CMS began accepting applications for the funding Monday. States will have through Nov. 5 to apply. There will only be one application period for the entire five-year period, so a state cannot skip this year and expect to seek money in subsequent years. CMS will announce all funding decisions for states by Dec. 31.

What should go in state applications?

States should submit a thorough plan for how they intend to use the funds. In partnership with hospitals and other providers, states should detail how the money would be used to maintain access to care, improve workforce development, establish new care models and develop technological infrastructure, according to CMS’ funding notice.

The law grants CMS broad discretion to approve or deny applications.

What should providers being doing right now?

Alexa McKinley Abel, director of government affairs and policy for the National Rural Health Association, said healthcare providers need to be closely communicating with states as their administrations prepare applications.

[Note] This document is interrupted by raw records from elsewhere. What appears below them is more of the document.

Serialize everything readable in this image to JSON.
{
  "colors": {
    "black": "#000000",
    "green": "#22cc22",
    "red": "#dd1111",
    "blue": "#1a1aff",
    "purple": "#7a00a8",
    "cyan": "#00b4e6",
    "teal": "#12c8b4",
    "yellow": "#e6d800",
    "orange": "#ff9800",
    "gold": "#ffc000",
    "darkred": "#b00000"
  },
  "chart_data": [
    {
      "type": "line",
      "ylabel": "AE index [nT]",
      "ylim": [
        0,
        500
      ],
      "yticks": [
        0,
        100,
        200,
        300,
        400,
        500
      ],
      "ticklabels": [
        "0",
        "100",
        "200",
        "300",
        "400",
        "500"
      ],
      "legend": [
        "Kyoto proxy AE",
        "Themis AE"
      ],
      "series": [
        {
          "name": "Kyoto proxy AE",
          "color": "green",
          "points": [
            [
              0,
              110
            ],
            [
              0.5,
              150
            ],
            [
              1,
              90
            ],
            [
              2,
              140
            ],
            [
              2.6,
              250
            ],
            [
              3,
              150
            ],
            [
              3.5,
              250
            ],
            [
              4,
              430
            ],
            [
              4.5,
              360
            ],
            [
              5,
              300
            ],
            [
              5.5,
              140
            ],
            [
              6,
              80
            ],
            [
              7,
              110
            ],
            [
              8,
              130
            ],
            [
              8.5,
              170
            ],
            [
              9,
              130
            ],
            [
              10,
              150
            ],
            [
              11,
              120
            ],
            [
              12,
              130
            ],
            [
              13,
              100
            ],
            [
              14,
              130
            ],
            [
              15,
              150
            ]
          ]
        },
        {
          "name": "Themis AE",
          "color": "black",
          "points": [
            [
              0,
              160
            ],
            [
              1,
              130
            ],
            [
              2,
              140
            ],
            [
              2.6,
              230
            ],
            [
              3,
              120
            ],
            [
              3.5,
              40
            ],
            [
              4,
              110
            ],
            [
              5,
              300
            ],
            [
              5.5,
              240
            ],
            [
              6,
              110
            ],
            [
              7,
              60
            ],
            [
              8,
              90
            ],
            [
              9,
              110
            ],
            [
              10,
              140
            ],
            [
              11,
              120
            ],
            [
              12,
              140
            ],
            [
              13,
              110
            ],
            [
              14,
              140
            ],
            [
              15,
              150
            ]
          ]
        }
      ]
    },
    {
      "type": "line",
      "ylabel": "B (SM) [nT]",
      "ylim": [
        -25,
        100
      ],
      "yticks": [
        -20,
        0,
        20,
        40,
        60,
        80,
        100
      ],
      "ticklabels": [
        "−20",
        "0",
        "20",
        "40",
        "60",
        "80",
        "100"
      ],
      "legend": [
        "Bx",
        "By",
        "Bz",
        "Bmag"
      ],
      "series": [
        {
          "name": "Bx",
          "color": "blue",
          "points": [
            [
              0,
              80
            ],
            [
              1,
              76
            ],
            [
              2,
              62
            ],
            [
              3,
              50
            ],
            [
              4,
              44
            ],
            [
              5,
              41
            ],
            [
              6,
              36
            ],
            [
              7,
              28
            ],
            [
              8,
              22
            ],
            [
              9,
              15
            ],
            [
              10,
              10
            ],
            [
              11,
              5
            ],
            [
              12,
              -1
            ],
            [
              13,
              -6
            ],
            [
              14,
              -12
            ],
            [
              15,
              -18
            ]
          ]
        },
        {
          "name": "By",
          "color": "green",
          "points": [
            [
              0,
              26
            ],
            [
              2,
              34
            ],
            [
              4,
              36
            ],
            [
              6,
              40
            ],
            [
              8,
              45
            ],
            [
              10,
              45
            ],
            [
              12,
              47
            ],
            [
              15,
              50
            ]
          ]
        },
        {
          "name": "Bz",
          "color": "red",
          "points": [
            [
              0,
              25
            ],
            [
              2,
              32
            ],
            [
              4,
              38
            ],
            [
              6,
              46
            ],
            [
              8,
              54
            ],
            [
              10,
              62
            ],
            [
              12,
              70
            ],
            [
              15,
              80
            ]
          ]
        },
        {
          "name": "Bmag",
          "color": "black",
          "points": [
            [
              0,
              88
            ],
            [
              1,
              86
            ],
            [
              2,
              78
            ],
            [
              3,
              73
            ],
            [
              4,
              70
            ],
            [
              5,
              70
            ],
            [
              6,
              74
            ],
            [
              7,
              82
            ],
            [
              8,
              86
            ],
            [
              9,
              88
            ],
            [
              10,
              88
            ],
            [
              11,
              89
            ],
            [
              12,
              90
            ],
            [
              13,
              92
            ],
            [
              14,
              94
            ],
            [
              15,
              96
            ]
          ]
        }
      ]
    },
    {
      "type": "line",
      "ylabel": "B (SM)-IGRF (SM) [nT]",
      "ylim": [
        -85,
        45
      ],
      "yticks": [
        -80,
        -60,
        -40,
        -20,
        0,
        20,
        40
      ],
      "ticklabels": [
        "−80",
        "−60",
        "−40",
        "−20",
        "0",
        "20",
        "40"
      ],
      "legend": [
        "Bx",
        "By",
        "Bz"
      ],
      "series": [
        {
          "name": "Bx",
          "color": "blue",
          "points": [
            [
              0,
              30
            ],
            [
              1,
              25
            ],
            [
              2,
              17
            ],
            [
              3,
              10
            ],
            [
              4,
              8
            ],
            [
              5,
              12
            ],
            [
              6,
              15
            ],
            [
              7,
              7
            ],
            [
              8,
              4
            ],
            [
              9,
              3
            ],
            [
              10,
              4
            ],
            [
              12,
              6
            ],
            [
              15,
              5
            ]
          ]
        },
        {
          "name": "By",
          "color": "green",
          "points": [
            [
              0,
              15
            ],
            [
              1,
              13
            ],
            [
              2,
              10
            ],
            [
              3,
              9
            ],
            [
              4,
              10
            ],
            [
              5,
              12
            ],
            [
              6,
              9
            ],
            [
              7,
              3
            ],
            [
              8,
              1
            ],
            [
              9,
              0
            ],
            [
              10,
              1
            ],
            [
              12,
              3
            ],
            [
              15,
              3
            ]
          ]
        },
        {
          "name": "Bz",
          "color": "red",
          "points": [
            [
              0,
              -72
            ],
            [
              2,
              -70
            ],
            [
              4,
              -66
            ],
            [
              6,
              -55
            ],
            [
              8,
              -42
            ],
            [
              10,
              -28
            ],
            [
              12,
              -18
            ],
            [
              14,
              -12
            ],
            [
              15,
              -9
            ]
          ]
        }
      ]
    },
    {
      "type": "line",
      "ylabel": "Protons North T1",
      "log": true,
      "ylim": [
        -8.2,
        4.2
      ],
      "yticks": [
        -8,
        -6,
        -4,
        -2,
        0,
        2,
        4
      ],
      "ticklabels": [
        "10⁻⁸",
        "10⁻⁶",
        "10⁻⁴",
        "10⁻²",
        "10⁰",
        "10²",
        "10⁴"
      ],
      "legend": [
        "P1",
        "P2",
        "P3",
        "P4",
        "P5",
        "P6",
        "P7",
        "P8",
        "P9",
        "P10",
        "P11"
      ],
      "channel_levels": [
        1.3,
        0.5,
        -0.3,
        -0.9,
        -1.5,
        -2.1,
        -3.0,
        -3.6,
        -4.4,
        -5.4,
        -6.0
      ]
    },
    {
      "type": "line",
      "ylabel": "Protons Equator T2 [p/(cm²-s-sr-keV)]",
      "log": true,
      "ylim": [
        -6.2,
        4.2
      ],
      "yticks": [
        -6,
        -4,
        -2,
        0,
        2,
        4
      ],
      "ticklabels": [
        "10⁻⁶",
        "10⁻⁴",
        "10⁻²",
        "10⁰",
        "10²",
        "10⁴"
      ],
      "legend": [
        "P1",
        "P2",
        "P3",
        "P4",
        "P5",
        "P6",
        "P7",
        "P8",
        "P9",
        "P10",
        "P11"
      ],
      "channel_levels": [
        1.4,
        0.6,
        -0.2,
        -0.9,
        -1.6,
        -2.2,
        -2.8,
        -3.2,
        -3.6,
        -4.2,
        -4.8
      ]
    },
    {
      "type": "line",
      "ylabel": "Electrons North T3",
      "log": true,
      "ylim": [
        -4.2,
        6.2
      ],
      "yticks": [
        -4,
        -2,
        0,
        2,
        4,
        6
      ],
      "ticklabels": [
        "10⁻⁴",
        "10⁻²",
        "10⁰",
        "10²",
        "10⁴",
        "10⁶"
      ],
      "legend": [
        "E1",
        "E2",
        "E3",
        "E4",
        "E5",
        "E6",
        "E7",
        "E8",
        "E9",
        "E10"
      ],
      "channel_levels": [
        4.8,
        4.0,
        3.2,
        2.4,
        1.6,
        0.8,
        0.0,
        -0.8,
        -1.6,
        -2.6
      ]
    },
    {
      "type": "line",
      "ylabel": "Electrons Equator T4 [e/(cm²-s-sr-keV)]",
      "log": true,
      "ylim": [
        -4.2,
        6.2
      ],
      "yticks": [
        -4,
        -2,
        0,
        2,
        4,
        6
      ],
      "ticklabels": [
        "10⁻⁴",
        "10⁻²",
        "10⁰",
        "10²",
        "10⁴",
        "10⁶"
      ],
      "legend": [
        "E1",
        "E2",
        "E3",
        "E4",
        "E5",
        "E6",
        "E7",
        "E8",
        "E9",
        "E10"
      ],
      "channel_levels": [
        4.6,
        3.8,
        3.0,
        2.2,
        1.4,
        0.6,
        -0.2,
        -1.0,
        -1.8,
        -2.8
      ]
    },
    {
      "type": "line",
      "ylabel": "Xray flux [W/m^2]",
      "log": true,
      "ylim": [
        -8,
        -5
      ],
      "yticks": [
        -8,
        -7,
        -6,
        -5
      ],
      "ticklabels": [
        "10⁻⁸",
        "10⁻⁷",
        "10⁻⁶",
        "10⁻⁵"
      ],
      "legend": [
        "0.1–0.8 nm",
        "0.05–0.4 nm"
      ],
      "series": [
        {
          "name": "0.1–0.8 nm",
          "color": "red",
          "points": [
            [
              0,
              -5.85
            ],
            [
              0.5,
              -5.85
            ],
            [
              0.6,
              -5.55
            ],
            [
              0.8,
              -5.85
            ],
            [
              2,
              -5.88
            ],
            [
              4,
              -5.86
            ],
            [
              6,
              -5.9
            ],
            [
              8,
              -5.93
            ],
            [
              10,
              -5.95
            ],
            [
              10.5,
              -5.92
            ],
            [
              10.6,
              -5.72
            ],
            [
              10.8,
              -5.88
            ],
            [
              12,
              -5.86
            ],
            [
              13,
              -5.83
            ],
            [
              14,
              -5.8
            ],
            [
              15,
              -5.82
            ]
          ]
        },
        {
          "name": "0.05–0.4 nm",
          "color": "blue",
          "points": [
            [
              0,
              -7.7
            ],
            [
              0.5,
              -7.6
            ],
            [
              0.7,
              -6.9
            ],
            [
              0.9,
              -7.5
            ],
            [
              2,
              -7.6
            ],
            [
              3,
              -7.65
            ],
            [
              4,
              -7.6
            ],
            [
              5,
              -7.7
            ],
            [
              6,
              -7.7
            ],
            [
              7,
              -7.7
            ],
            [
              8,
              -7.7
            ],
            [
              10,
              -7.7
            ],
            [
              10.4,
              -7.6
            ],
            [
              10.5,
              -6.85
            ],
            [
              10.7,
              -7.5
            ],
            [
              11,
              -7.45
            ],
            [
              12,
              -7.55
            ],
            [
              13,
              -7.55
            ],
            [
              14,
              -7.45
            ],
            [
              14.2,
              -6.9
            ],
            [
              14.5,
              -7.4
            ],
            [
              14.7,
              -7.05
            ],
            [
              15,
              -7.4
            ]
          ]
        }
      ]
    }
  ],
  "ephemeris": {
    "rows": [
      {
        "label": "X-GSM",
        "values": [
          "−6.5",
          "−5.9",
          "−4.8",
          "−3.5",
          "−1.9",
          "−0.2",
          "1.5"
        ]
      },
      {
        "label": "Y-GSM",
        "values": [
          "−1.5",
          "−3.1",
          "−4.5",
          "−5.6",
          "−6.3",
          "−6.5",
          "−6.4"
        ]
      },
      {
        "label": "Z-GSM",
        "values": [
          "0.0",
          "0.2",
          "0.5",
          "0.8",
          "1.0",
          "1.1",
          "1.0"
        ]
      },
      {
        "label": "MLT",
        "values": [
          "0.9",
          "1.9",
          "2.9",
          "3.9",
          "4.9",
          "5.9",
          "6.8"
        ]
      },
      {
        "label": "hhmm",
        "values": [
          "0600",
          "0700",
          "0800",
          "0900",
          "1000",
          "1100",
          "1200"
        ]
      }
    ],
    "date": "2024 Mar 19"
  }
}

Some states have issued requests for information, which offer the industry in their state a place to weigh in, Abel said. Stakeholders also should find out which government offices will be putting together the applications, Abel said. State governors are primarily responsible, but have the flexibility to delegate to other agencies, such as their state health agencies, Abel said.

CMS is offering two informational webinars about the funding, one Sept. 19 and one Sept. 25.

What are providers’ concerns about the program?

The rural-specific funding only lasts five years, and isn’t meant to make up for $960 billion in Medicaid cuts, Abel said.

Plus, some stakeholders are worried that broad definitions of “rural” and fierce competition for the funding might pull the money away from rural providers that need it the most.

“Funds can be used for suburban and urban hospitals and give multi-hospital systems an advantage over unaffiliated, independent hospitals,” said Jeff Smedsrud, CEO of Communicating for America, a rural advocacy group based in Fergus Falls, Minn.